07 mai, 2021
Soube-se esta semana que está dois anos atrasado o programa para entregar casas a famílias carenciadas. É uma notícia quase banal, por ser semelhante a tantas outras. Anunciam-se importantes iniciativas governamentais nos mais variados setores, mas a maior parte delas cai no esquecimento – dos governantes e da opinião pública.
O caso da habitação é preocupante, porque há muito se sabe haver em Portugal um crescente défice de casas acessíveis a quem não é rico. O regime de aluguer não funciona e não é fácil aceder a um crédito bancário à habitação. Por isso multiplicam-se as moradias de luxo, ou perto disso, e escasseiam casas para a classe média e ainda mais para quem é pobre, uma classe que a pandemia alargou dramaticamente.
Como sempre, o Governo acena com uma solução futura. Desta vez é o dinheiro da bazuca da UE, que em boa parte – diz-se - será dedicado à habitação. Aqui são maiores as probabilidades de o projetado ser mesmo executado, uma vez que Bruxelas irá vigiar o modo como o dinheiro será gasto.
Mas impressiona a incapacidade do Governo para prever, antecipar e agir antes de bater com a cabeça na parede. É sabido que os portugueses são ótimos a improvisar, mas péssimos a organizar e planear. Poderíamos, porém, ter aprendido alguma coisa com a experiência; por exemplo, ter consciência dos prejuízos para o país de só acordarmos para os problemas quando a comunicação social fala deles.

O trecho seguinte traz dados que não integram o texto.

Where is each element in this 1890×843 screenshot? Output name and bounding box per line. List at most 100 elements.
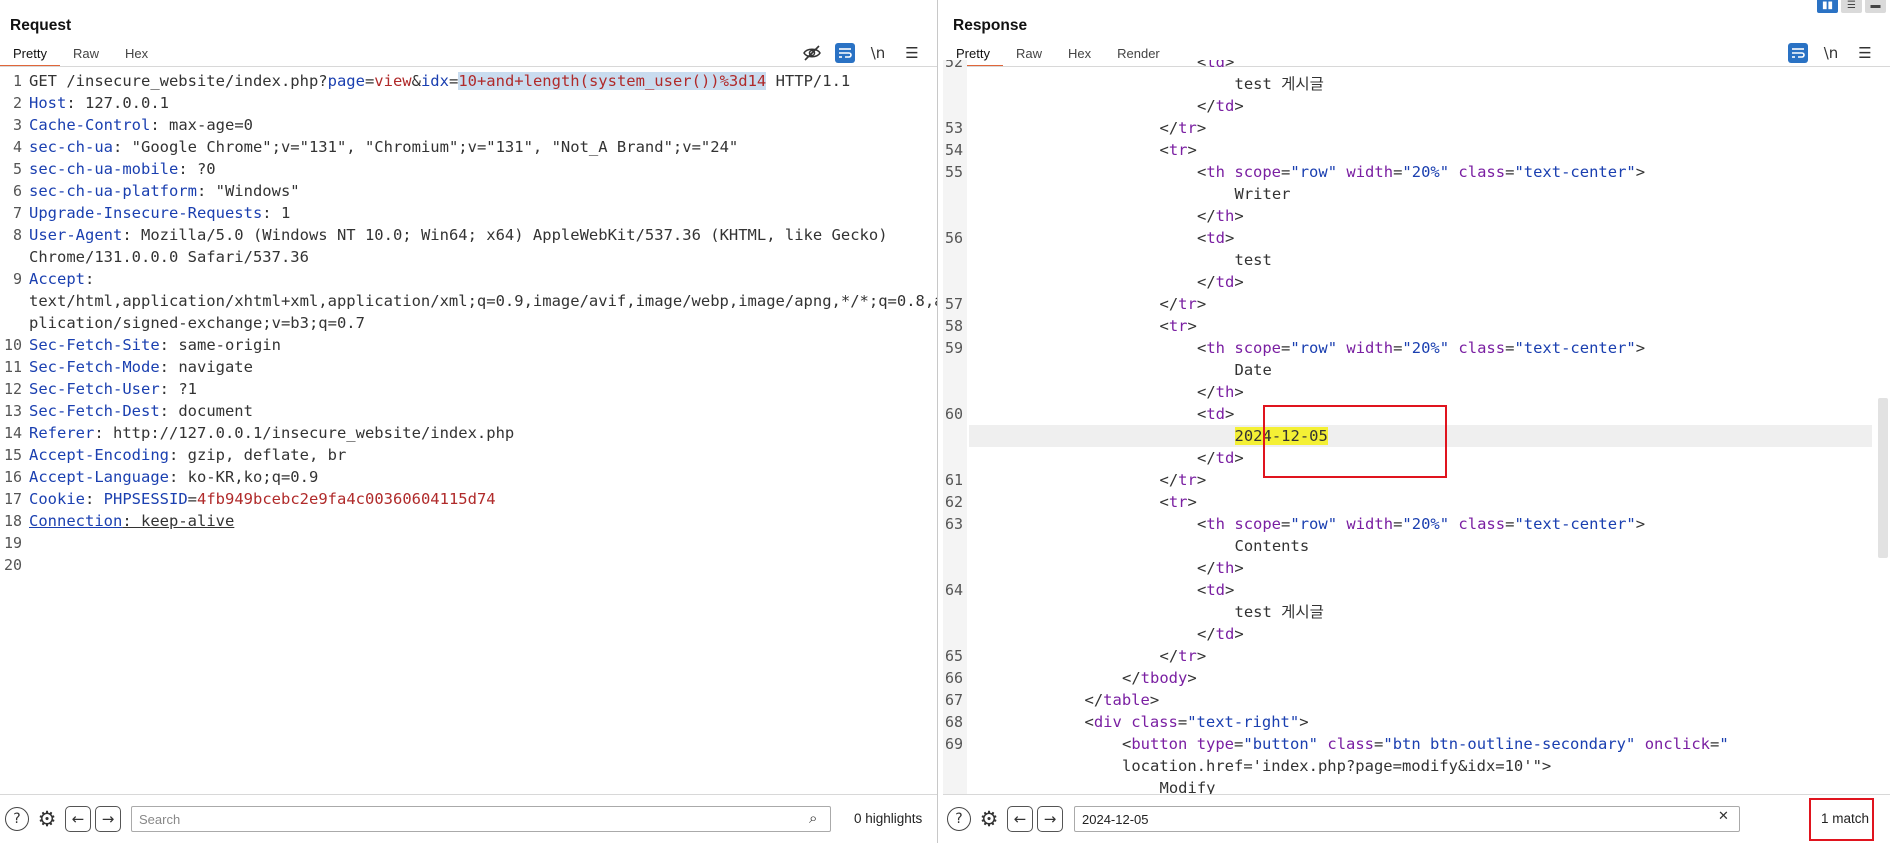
line-number: 62 xyxy=(944,493,963,511)
line-number: 7 xyxy=(12,204,22,222)
line-content: </tr> xyxy=(1159,471,1207,489)
code-line: 9 Accept: xyxy=(0,268,937,290)
request-editor[interactable]: 1 GET /insecure_website/index.php?page=vi… xyxy=(0,67,937,794)
line-content: Sec-Fetch-User: ?1 xyxy=(29,380,197,398)
line-content: test xyxy=(1234,251,1272,269)
line-number: 59 xyxy=(944,339,963,357)
code-line: 69 <button type="button" class="btn btn-o… xyxy=(943,733,1890,755)
code-line: 54 <tr> xyxy=(943,139,1890,161)
help-icon[interactable]: ? xyxy=(947,807,971,831)
eye-slash-icon[interactable] xyxy=(801,42,823,64)
tab-pretty[interactable]: Pretty xyxy=(0,44,60,67)
single-pane-icon[interactable]: ▬ xyxy=(1865,0,1886,13)
line-number: 12 xyxy=(3,380,22,398)
forward-arrow-icon[interactable]: → xyxy=(95,806,121,832)
hamburger-menu-icon[interactable]: ☰ xyxy=(901,42,923,64)
line-content: Accept-Encoding: gzip, deflate, br xyxy=(29,446,347,464)
line-number: 19 xyxy=(3,534,22,552)
code-line: test xyxy=(943,249,1890,271)
code-line: 63 <th scope="row" width="20%" class="tex… xyxy=(943,513,1890,535)
line-number: 5 xyxy=(12,160,22,178)
split-columns-icon[interactable]: ▮▮ xyxy=(1817,0,1838,13)
line-content: Modify xyxy=(1159,779,1216,794)
line-number: 11 xyxy=(3,358,22,376)
line-content: </td> xyxy=(1197,97,1244,115)
code-line: 7 Upgrade-Insecure-Requests: 1 xyxy=(0,202,937,224)
code-line: 53 </tr> xyxy=(943,117,1890,139)
line-content: <th scope="row" width="20%" class="text-… xyxy=(1197,163,1646,181)
line-content: <button type="button" class="btn btn-out… xyxy=(1122,735,1729,753)
request-search-input[interactable] xyxy=(131,806,831,832)
code-line: 10 Sec-Fetch-Site: same-origin xyxy=(0,334,937,356)
line-number: 2 xyxy=(12,94,22,112)
line-content: <td> xyxy=(1197,60,1235,71)
line-number: 57 xyxy=(944,295,963,313)
code-line: </td> xyxy=(943,271,1890,293)
code-line: 65 </tr> xyxy=(943,645,1890,667)
line-number: 61 xyxy=(944,471,963,489)
line-content: Referer: http://127.0.0.1/insecure_websi… xyxy=(29,424,515,442)
code-line: 4 sec-ch-ua: "Google Chrome";v="131", "Ch… xyxy=(0,136,937,158)
line-content: </th> xyxy=(1197,559,1244,577)
vertical-scrollbar[interactable] xyxy=(1878,398,1888,558)
code-line: 2 Host: 127.0.0.1 xyxy=(0,92,937,114)
code-line: Date xyxy=(943,359,1890,381)
line-number: 60 xyxy=(944,405,963,423)
help-icon[interactable]: ? xyxy=(5,807,29,831)
line-content: Date xyxy=(1234,361,1272,379)
code-line: 8 User-Agent: Mozilla/5.0 (Windows NT 10.… xyxy=(0,224,937,246)
code-line: 6 sec-ch-ua-platform: "Windows" xyxy=(0,180,937,202)
code-line: 66 </tbody> xyxy=(943,667,1890,689)
forward-arrow-icon[interactable]: → xyxy=(1037,806,1063,832)
line-content: </th> xyxy=(1197,383,1244,401)
line-number: 3 xyxy=(12,116,22,134)
code-line: 58 <tr> xyxy=(943,315,1890,337)
line-content: sec-ch-ua-mobile: ?0 xyxy=(29,160,216,178)
line-number: 66 xyxy=(944,669,963,687)
back-arrow-icon[interactable]: ← xyxy=(65,806,91,832)
line-content: location.href='index.php?page=modify&idx… xyxy=(1122,757,1552,775)
line-content: User-Agent: Mozilla/5.0 (Windows NT 10.0… xyxy=(29,226,888,244)
close-icon[interactable]: ✕ xyxy=(1718,809,1729,824)
line-number: 64 xyxy=(944,581,963,599)
line-content: Contents xyxy=(1234,537,1310,555)
line-content: </th> xyxy=(1197,207,1244,225)
wrap-text-icon[interactable] xyxy=(835,43,855,63)
code-line: text/html,application/xhtml+xml,applicat… xyxy=(0,290,937,312)
line-number: 55 xyxy=(944,163,963,181)
code-line: 1 GET /insecure_website/index.php?page=vi… xyxy=(0,70,937,92)
line-content: <td> xyxy=(1197,229,1235,247)
line-content: test 게시글 xyxy=(1234,603,1324,621)
line-number: 54 xyxy=(944,141,963,159)
response-search-input[interactable] xyxy=(1074,806,1740,832)
code-line: 59 <th scope="row" width="20%" class="tex… xyxy=(943,337,1890,359)
code-line: 5 sec-ch-ua-mobile: ?0 xyxy=(0,158,937,180)
split-rows-icon[interactable]: ☰ xyxy=(1841,0,1862,13)
tab-raw[interactable]: Raw xyxy=(60,44,112,66)
line-content: <th scope="row" width="20%" class="text-… xyxy=(1197,339,1646,357)
line-content: </tr> xyxy=(1159,647,1207,665)
code-line: 18 Connection: keep-alive xyxy=(0,510,937,532)
settings-gear-icon[interactable]: ⚙ xyxy=(977,807,1001,831)
line-content: </tr> xyxy=(1159,119,1207,137)
code-line: </th> xyxy=(943,205,1890,227)
newline-toggle[interactable]: \n xyxy=(867,42,889,64)
code-line: 17 Cookie: PHPSESSID=4fb949bcebc2e9fa4c00… xyxy=(0,488,937,510)
line-content: Sec-Fetch-Mode: navigate xyxy=(29,358,253,376)
search-icon[interactable]: ⌕ xyxy=(809,809,817,827)
back-arrow-icon[interactable]: ← xyxy=(1007,806,1033,832)
settings-gear-icon[interactable]: ⚙ xyxy=(35,807,59,831)
line-number: 9 xyxy=(12,270,22,288)
code-line: </th> xyxy=(943,381,1890,403)
tab-hex[interactable]: Hex xyxy=(112,44,161,66)
line-content: </td> xyxy=(1197,625,1244,643)
code-line: 67 </table> xyxy=(943,689,1890,711)
line-content: GET /insecure_website/index.php?page=vie… xyxy=(29,72,851,90)
code-line: 11 Sec-Fetch-Mode: navigate xyxy=(0,356,937,378)
line-content: Upgrade-Insecure-Requests: 1 xyxy=(29,204,291,222)
line-number: 20 xyxy=(3,556,22,574)
code-line: 55 <th scope="row" width="20%" class="tex… xyxy=(943,161,1890,183)
code-line: 68 <div class="text-right"> xyxy=(943,711,1890,733)
line-content: Connection: keep-alive xyxy=(29,512,235,530)
line-number: 16 xyxy=(3,468,22,486)
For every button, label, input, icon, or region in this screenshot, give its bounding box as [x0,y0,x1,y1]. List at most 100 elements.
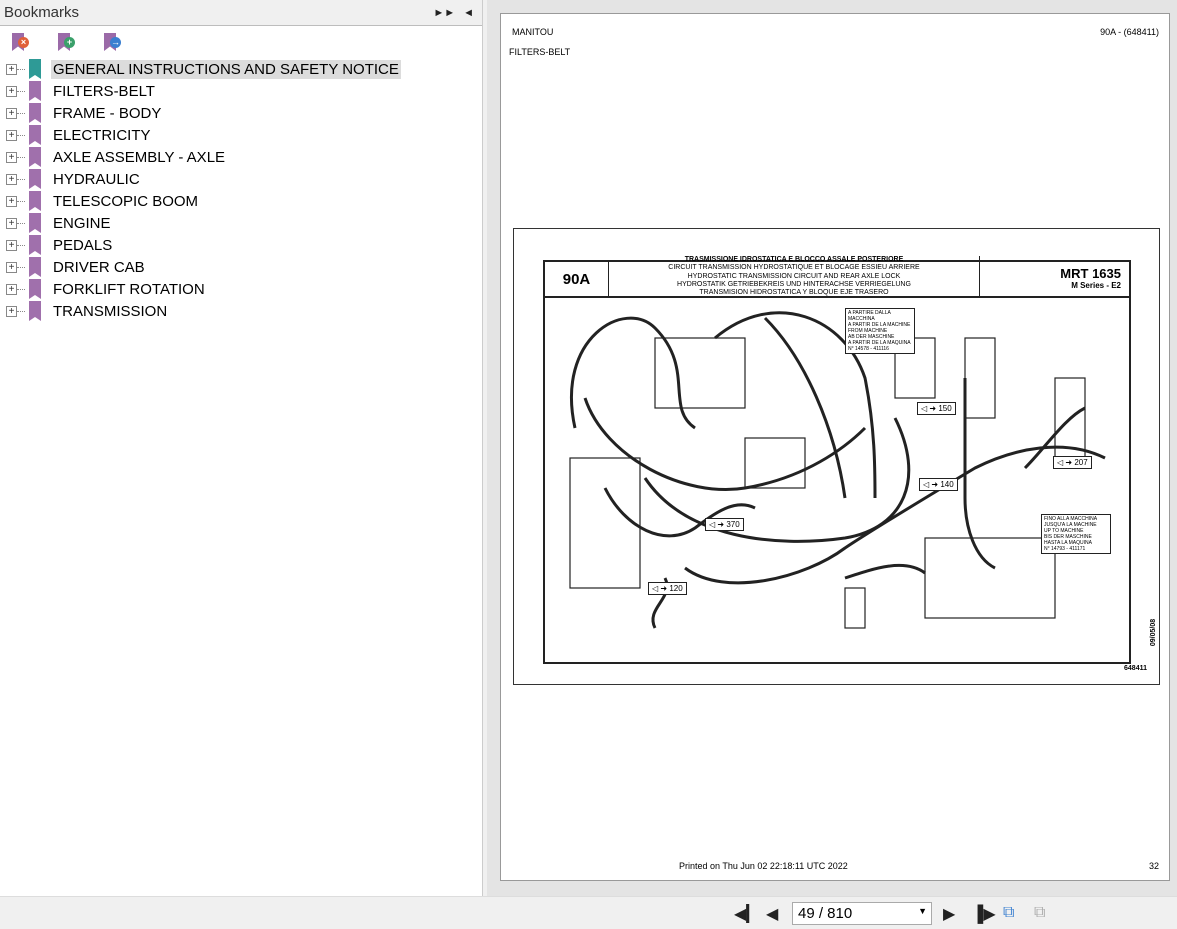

Veja-se o caso de Odemira, que já aqui comentei. Agora toda a gente faz declarações sobre uma situação que era pública e geralmente conhecida há muitos anos. Seria anedótico, se não fosse dramático. Até a solução para alojar imigrantes não infetados – numa unidade turística privada – mostrou incompetência e insensibilidade social. De madrugada, sob a proteção das forças de segurança, foram arrombados os portões daquela unidade turística, depois de, horas antes, ter havido negociações das autoridades com representantes da empresa em causa...
O que se passou com o proclamado entusiamo dos PS e dos seus governos pelo caminho de ferro é um outro exemplo. Até ao ministro das Infraestruturas Pedro Nuno Santos ter pegado no assunto, as reclamações dos utentes dos comboios recebiam respostas governamentais que seguiam sempre o mesmo esquema: conhecemos o problema, mas ele ficará resolvido dentro de x semanas ou meses. Depois nada ou quase nada acontecia.
A distribuição de computadores para alunos carenciados poderem seguir aulas à distância também é instrutiva. Quando reabriram as aulas, faltavam computadores, contrariando inúmeras promessas anteriores. E continuam a faltar.
Outro caso é o fecho da central a carvão em Sines e o encerramento da refinaria da Galp em Matosinhos. Nem uma coisa nem a outra foram surpresas. No entanto, antes de se consumarem esses encerramentos (indispensáveis para uma transição ecológica em que o Governo e a UE apostam e bem), não se esboçaram quaisquer perspetivas sérias para reencaminhar os trabalhadores que perdiam o seu emprego.
O próprio caso da TAP, decerto muito complicado, poderia e deveria ter sido antecipado. A empresa só raramente apresentava lucros; com a crise aeronáutica provocada pela pandemia, a situação tornou-se insustentável. Assim, tudo indica que a TAP será nos próximos anos um brutal sorvedouro de dinheiro dos contribuintes, uma espécie de Novo Banco 2.
Naturalmente que a pandemia, que ninguém sabe ao certo quando e como acabará, é outro fator de incerteza e imprevisibilidade. Mais uma razão para não se acrescentarem adicionais motivos de incerteza, com reflexos negativos nas decisões empresariais de investimento.
Acresce que, com um Governo, como o atual, que não tem maioria na Assembleia da República, a incapacidade de prever e agir em conformidade se agrava ainda mais. É a navegação à vista na sua expressão máxima. E navegar assim comporta o risco de um embate do barco contra um qualquer rochedo junto à costa.